5 "Woe to me!" I cried. "I am ruined! For I am a man of unclean lips, and I live among a people of unclean lips, and my eyes have seen the King, the LORD Almighty."

    6 Then one of the seraphs flew to me with a live coal in his hand, which he had taken with tongs from the altar. 7 With it he touched my mouth and said, "See, this has touched your lips; your guilt is taken away and your sin atoned for."

    8 Then I heard the voice of the Lord saying, "Whom shall I send? And who will go for us?"
      And I said, "Here am I. Send me!"


I will chose to wait and praise Him with all that I am. I will settle in my soul this foolish longing and trust He will perform whatever is needed in order to be elevated to a new level of glory.


Isaiah 40:29-30

29 He gives strength to the weary
       and increases the power of the weak.

    30 Even youths grow tired and weary,
       and young men stumble and fall;

    31 but those who hope in the LORD
       will renew their strength.
       They will soar on wings like eagles;
       they will run and not grow weary,
      they will walk and not be faint.


My hope, not renewed by anything, other than the Lord Jesus himself. I will stay weak, I will chose to lay my every hope and dream down for His plans. I will chose worship, when everything inside of me feels like it is decaying.


2 Corinthians 12:7-107To keep me from becoming conceited because of these surpassingly great revelations, there was given me a thorn in my flesh, a messenger of Satan, to torment me. 8Three times I pleaded with the Lord to take it away from me. 9But he said to me, "My grace is sufficient for you, for my power is made perfect in weakness." Therefore I will boast all the more gladly about my weaknesses, so that Christ's power may rest on me. 10That is why, for Christ's sake, I delight in weaknesses, in insults, in hardships, in persecutions, in difficulties. For when I am weak, then I am strong.

2 Corinthians 10:3-113For though we live in the world, we do not wage war as the world does. 4The weapons we fight with are not the weapons of the world.

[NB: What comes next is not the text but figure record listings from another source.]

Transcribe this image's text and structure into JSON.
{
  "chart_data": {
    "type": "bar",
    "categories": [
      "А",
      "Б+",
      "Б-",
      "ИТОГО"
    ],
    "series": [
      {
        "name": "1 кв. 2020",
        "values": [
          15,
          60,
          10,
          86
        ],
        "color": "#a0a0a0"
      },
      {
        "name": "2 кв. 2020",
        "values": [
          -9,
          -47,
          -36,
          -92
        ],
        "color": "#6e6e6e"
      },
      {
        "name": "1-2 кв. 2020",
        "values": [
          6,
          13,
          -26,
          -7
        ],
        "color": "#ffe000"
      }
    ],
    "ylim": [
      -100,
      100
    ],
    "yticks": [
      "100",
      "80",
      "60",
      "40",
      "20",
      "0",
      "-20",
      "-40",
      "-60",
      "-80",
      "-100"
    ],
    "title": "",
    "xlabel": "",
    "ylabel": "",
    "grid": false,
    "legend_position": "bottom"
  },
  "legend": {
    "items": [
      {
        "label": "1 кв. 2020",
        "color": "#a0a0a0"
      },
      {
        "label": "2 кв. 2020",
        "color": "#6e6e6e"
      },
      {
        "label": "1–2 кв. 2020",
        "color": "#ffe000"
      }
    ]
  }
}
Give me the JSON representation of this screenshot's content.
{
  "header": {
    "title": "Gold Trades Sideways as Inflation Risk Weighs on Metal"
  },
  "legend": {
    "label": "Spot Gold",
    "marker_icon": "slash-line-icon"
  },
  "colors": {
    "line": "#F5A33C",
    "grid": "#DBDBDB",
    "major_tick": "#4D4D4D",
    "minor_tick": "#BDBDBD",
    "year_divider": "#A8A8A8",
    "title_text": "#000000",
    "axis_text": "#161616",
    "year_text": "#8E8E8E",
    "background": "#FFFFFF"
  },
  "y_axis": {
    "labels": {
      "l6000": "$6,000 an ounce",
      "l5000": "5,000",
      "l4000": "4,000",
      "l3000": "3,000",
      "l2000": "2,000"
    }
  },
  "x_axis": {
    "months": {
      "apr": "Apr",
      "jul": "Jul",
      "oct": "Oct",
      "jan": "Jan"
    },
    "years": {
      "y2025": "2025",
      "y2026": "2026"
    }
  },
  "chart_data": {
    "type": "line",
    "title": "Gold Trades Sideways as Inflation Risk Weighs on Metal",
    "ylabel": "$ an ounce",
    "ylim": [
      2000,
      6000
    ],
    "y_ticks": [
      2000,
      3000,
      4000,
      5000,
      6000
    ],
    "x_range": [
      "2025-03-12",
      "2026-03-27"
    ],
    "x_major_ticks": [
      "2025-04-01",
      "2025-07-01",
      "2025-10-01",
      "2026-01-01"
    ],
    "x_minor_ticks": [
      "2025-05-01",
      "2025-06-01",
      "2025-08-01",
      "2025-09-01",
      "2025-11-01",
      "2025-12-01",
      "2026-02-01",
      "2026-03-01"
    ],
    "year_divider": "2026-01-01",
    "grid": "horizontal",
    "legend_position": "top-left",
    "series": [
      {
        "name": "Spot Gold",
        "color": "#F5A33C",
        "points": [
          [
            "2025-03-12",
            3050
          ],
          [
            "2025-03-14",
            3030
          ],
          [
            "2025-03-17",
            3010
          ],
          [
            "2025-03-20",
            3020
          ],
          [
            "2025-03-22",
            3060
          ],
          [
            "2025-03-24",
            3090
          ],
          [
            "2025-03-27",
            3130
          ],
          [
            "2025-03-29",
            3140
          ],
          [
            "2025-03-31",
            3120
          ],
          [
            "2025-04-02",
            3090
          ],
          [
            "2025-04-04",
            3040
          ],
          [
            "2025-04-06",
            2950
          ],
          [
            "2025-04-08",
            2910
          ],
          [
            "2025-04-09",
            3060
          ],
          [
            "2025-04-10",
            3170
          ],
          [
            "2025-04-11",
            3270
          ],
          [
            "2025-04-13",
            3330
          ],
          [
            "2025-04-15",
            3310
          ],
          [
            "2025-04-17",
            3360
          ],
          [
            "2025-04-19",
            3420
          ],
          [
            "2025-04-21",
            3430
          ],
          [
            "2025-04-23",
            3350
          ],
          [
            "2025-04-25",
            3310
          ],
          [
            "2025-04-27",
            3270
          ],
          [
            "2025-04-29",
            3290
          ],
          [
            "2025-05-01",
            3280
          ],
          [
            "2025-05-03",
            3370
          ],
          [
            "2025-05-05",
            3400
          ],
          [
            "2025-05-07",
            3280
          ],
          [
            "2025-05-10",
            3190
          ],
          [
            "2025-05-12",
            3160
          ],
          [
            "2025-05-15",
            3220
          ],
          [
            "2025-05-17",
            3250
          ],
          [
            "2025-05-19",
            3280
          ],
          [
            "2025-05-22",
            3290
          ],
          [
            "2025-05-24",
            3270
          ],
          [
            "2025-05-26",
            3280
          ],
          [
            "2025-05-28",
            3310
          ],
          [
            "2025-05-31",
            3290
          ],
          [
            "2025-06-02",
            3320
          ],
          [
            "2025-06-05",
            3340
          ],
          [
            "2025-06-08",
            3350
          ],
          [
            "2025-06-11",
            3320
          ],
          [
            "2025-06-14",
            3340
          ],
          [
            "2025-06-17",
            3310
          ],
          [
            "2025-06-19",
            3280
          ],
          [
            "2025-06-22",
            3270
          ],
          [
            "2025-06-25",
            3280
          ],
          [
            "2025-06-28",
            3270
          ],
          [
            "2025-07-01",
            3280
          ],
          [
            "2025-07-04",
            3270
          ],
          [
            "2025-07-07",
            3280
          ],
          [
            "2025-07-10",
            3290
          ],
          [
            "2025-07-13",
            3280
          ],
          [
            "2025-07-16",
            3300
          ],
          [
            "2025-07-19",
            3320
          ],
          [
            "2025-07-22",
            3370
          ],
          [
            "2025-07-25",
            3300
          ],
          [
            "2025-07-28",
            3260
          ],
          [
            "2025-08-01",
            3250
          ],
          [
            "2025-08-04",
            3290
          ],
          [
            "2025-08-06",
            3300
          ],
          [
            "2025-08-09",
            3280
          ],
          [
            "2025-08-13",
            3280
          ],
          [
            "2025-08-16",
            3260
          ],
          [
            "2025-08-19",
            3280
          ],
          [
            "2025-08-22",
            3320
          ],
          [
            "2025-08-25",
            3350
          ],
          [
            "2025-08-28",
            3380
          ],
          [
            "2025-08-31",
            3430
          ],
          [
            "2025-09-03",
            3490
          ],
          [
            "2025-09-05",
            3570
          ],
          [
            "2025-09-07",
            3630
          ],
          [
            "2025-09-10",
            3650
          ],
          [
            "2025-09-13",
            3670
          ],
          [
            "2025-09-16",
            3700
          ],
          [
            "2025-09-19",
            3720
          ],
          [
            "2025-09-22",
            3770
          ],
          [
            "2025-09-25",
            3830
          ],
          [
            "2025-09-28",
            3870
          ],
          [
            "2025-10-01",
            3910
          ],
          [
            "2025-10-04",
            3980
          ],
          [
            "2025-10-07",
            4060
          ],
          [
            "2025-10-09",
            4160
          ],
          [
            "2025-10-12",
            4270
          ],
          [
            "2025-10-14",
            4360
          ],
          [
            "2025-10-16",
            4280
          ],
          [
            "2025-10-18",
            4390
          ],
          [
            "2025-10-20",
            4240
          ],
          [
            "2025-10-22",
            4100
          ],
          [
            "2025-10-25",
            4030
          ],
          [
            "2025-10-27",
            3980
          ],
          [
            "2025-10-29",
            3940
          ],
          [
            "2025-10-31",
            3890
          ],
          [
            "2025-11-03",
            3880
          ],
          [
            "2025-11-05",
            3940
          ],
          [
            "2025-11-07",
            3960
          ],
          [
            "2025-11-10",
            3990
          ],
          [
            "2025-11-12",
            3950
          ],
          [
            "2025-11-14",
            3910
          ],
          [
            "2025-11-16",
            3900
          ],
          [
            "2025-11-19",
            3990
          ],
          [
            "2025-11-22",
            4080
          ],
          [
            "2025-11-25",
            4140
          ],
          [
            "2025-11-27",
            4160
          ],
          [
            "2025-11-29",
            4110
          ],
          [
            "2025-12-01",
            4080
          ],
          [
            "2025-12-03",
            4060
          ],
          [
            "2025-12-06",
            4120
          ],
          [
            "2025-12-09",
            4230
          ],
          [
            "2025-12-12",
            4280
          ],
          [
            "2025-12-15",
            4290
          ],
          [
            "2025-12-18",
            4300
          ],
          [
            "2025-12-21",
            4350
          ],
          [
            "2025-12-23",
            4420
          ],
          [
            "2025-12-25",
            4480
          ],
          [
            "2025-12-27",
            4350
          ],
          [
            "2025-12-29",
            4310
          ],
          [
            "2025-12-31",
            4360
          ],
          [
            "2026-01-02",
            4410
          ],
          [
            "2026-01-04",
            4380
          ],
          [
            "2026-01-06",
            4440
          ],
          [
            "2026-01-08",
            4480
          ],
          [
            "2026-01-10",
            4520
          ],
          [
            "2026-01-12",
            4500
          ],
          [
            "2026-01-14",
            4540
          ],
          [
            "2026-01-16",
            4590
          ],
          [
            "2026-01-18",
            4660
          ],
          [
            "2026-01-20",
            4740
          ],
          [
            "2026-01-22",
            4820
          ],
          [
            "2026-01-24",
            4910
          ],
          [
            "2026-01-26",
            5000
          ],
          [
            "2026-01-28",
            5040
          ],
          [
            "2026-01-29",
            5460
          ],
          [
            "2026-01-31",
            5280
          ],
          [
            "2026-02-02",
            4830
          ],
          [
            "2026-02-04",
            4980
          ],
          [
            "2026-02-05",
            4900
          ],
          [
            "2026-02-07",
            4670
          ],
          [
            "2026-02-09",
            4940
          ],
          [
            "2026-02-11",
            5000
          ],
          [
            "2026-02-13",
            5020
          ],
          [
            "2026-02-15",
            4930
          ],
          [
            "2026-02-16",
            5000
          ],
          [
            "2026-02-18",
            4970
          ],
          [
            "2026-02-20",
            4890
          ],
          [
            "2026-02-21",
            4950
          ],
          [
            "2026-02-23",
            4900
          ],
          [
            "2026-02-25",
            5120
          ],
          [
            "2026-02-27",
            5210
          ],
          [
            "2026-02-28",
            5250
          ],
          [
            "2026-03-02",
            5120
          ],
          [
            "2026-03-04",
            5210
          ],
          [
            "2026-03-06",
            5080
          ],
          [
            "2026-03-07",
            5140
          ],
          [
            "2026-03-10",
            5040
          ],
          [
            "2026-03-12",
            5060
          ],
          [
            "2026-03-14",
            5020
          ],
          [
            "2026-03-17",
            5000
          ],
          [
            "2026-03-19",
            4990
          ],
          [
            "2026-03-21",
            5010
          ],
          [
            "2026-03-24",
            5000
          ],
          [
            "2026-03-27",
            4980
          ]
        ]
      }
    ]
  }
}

On the contrary, they have divine power to demolish strongholds. 5We demolish arguments and every pretension that sets itself up against the knowledge of God, and we take captive every thought to make it obedient to Christ. 6And we will be ready to punish every act of disobedience, once your obedience is complete.7You are looking only on the surface of things.[a] If anyone is confident that he belongs to Christ, he should consider again that we belong to Christ just as much as he. 8For even if I boast somewhat freely about the authority the Lord gave us for building you up rather than pulling you down, I will not be ashamed of it. 9I do not want to seem to be trying to frighten you with my letters. 10For some say, "His letters are weighty and forceful, but in person he is unimpressive and his speaking amounts to nothing." 11Such people should realize that what we are in our letters when we are absent, we will be in our actions when we are present.


Dearest Lord,


Forgive my frustration and angst about future issues. I am certain all things are being held together in your hands. I have no need for concern or worry and ask that you help take captive wasteful thinking. In you hope is great and my future certain. All things destined for me will be accomplished. I have no desire to be known for a person of good words or deed. I want to be known as one who loves you desperately, passionately and recklessly abandoned to you and your causes. Let the eyes of my heart be so in tuned with your Holy Spirit that all else diminishes from my sight. I desire to be an instrument to be played upon or a tool to be used for the advancement of your kingdom. I love you my Lord. Be glorified this day! Amen.